The sensor may optionally be a flow meter, such as an impeller-type flow meter. Additional types of sensors may include a light sensor, capacitive sensor, a movement sensor, an acceleration sensor, or a continuity sensor. The sample chamber may optionally contain one or more pistons, and the sensor may be coupled to a piston. The one or more pistons may be sampler entry pistons and/or junk pistons.


The at least one measurement may include the fluid's volume, pressure, or composition. The method for sampling may optionally include transmitting the measurement using a telemetry system, including optionally transmitting the measurement to a second downhole telemetry system.

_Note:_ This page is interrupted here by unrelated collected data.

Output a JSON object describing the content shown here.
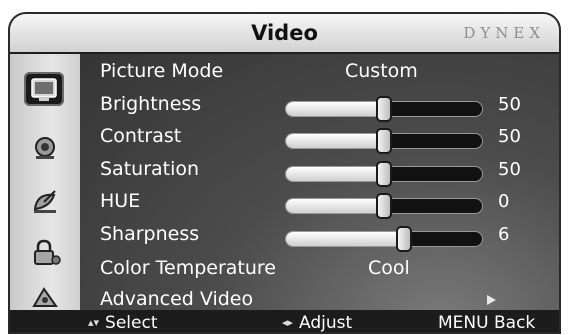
{
  "header": {
    "title": "Video",
    "brand": "DYNEX"
  },
  "sidebar": {
    "items": [
      {
        "icon": "tv-screen-icon",
        "selected": true
      },
      {
        "icon": "speaker-icon",
        "selected": false
      },
      {
        "icon": "satellite-dish-icon",
        "selected": false
      },
      {
        "icon": "lock-icon",
        "selected": false
      },
      {
        "icon": "setup-icon",
        "selected": false
      }
    ]
  },
  "menu": {
    "picture_mode": {
      "label": "Picture Mode",
      "value": "Custom"
    },
    "brightness": {
      "label": "Brightness",
      "value": "50",
      "level": 0.5
    },
    "contrast": {
      "label": "Contrast",
      "value": "50",
      "level": 0.5
    },
    "saturation": {
      "label": "Saturation",
      "value": "50",
      "level": 0.5
    },
    "hue": {
      "label": "HUE",
      "value": "0",
      "level": 0.5
    },
    "sharpness": {
      "label": "Sharpness",
      "value": "6",
      "level": 0.6
    },
    "color_temperature": {
      "label": "Color Temperature",
      "value": "Cool"
    },
    "advanced_video": {
      "label": "Advanced Video"
    }
  },
  "footer": {
    "select": "Select",
    "adjust": "Adjust",
    "menu_key": "MENU",
    "back": "Back"
  },
  "colors": {
    "osd_bg": "#3c3c3c",
    "header_bg": "#e0e0e0",
    "footer_bg": "#1c1c1c",
    "text": "#ffffff"
  }
}
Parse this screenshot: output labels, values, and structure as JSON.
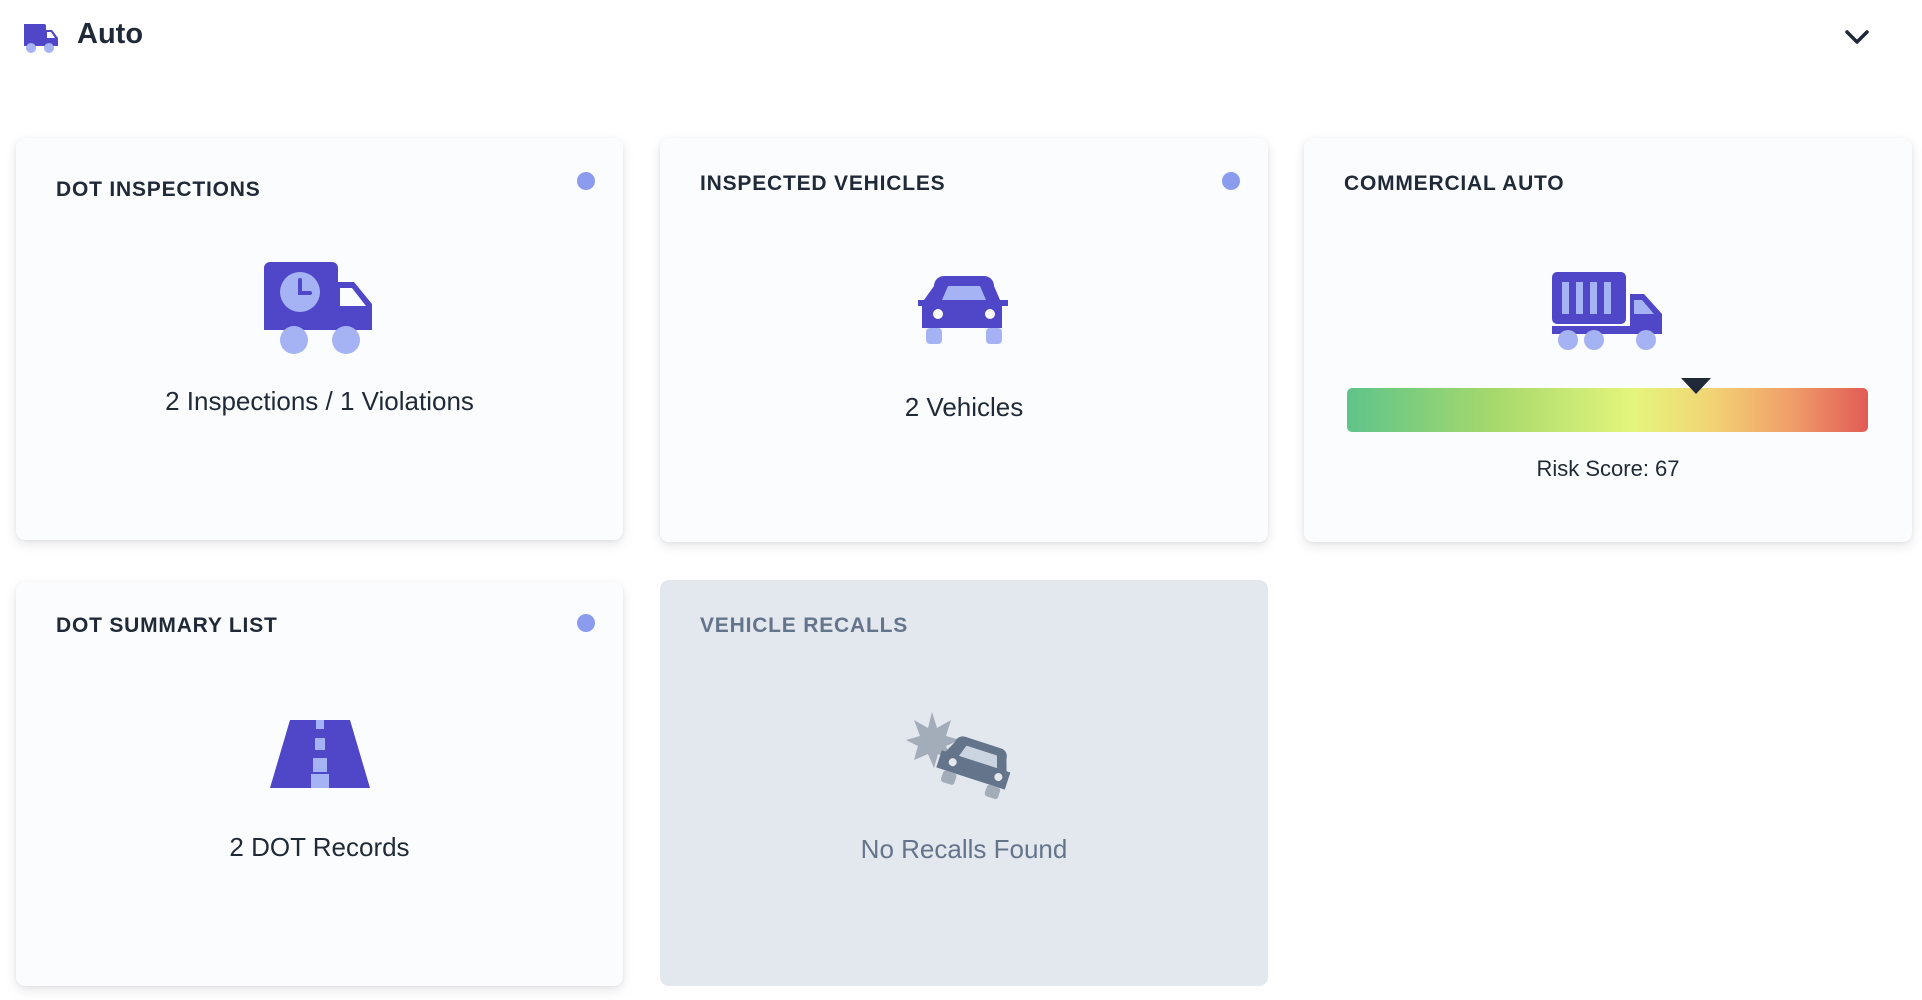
{
  "header": {
    "title": "Auto",
    "icon": "truck-icon",
    "toggle_icon": "chevron-down-icon"
  },
  "colors": {
    "accent": "#5046c8",
    "accent_light": "#a5b2f3",
    "status_dot": "#8b9cef",
    "disabled_card": "#e3e7ee",
    "disabled_text": "#64748b"
  },
  "cards": {
    "dot_inspections": {
      "title": "DOT INSPECTIONS",
      "value": "2 Inspections / 1 Violations",
      "icon": "truck-clock-icon",
      "has_indicator": true
    },
    "inspected_vehicles": {
      "title": "INSPECTED VEHICLES",
      "value": "2 Vehicles",
      "icon": "car-icon",
      "has_indicator": true
    },
    "commercial_auto": {
      "title": "COMMERCIAL AUTO",
      "icon": "truck-container-icon",
      "risk_label": "Risk Score: 67",
      "risk_score": 67
    },
    "dot_summary_list": {
      "title": "DOT SUMMARY LIST",
      "value": "2 DOT Records",
      "icon": "road-icon",
      "has_indicator": true
    },
    "vehicle_recalls": {
      "title": "VEHICLE RECALLS",
      "value": "No Recalls Found",
      "icon": "car-burst-icon",
      "disabled": true
    }
  }
}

Therefore, the present disclosure is well adapted to attain the ends and advantages mentioned as well as those that are inherent therein. The particular embodiments disclosed above are illustrative only, as the present disclosure may be modified and practiced in different but equivalent manners apparent to those skilled in the art having the benefit of the teachings herein. Furthermore, no limitations are intended to the details of construction or design herein shown, other than as described in the claims below. It is therefore evident that the particular illustrative embodiments disclosed above may be altered or modified and all such variations are considered within the scope and spirit of the present disclosure. Also, the terms in the claims have their plain, ordinary meaning unless otherwise explicitly and clearly defined by the patentee. The indefinite articles “a” or “an,” as used in the claims, are defined herein to mean one or more than one of the element that it introduces. Additionally, the terms “couple”, “coupled”, or “coupling” include direct or indirect coupling through intermediary structures or devices.

Claims
  • 1. A sampler carrier, comprising: a sample chamber; anda sensor for real-time measurement disposed proximate to said sample chamber.
  • 2. The sampler carrier of claim 1, wherein said sensor is a flow meter.
  • 3. The sampler carrier of claim 2, wherein said flow meter is an impeller flow meter.
  • 4. The sampler carrier of claim 1, further comprising a piston disposed within said sampler chamber, wherein said sensor is coupled to said piston.
  • 5. The sampler carrier of claim 4, wherein said sensor comprises at least one of a flow meter, a light sensor, a capacitive sensor, a resistive sensor, a movement sensor, an acceleration sensor, or a continuity sensor.
  • 6. The sampler carrier of claim 4, wherein said piston is a sampler entry piston.
  • 7. The sampler carrier of claim 4, wherein said piston is a junk piston.
  • 8. The sampler carrier of claim 1, further comprising a telemetry system communicatively coupled to said sensor.
  • 9. The sampler carrier of claim 8, wherein said telemetry system communicates directly with a surface receiver.
  • 10. The sampler carrier of claim 8, wherein said telemetry system communicates indirectly with a surface receiver via a second downhole telemetry system.
  • 11. A method for sampling, comprising: deploying a sample chamber downhole;filling said sample chamber with a downhole fluid; andperforming at least one measurement of said fluid with a sensor proximate to said sample chamber while said sample chamber is downhole.
  • 12. The method of claim 11, wherein said sensor is a flow meter.
  • 13. The method of claim 12, wherein said flow meter is an impeller flow meter.
  • 14. The method of claim 11, wherein said sensor is coupled to a piston.
  • 15. The method of claim 14, wherein said piston is a sampler entry piston.
  • 16. The method of claim 14, wherein said piston is a junk piston.
  • 17. The method of claim 11, wherein said sensor comprises at least one of a flow meter, a light sensor, a capacitive sensor, a resistive sensor, a movement sensor, an acceleration sensor, or a continuity sensor.
  • 18. The method of claim 17, wherein said at least one measurement includes at least one of said fluid's volume, pressure, or composition.
  • 19. The method of claim 11, further comprising transmitting said at least one measurement using a telemetry system.
  • 20. The method of claim 19, wherein said telemetry system transmits said at least one measurement to a second downhole telemetry system.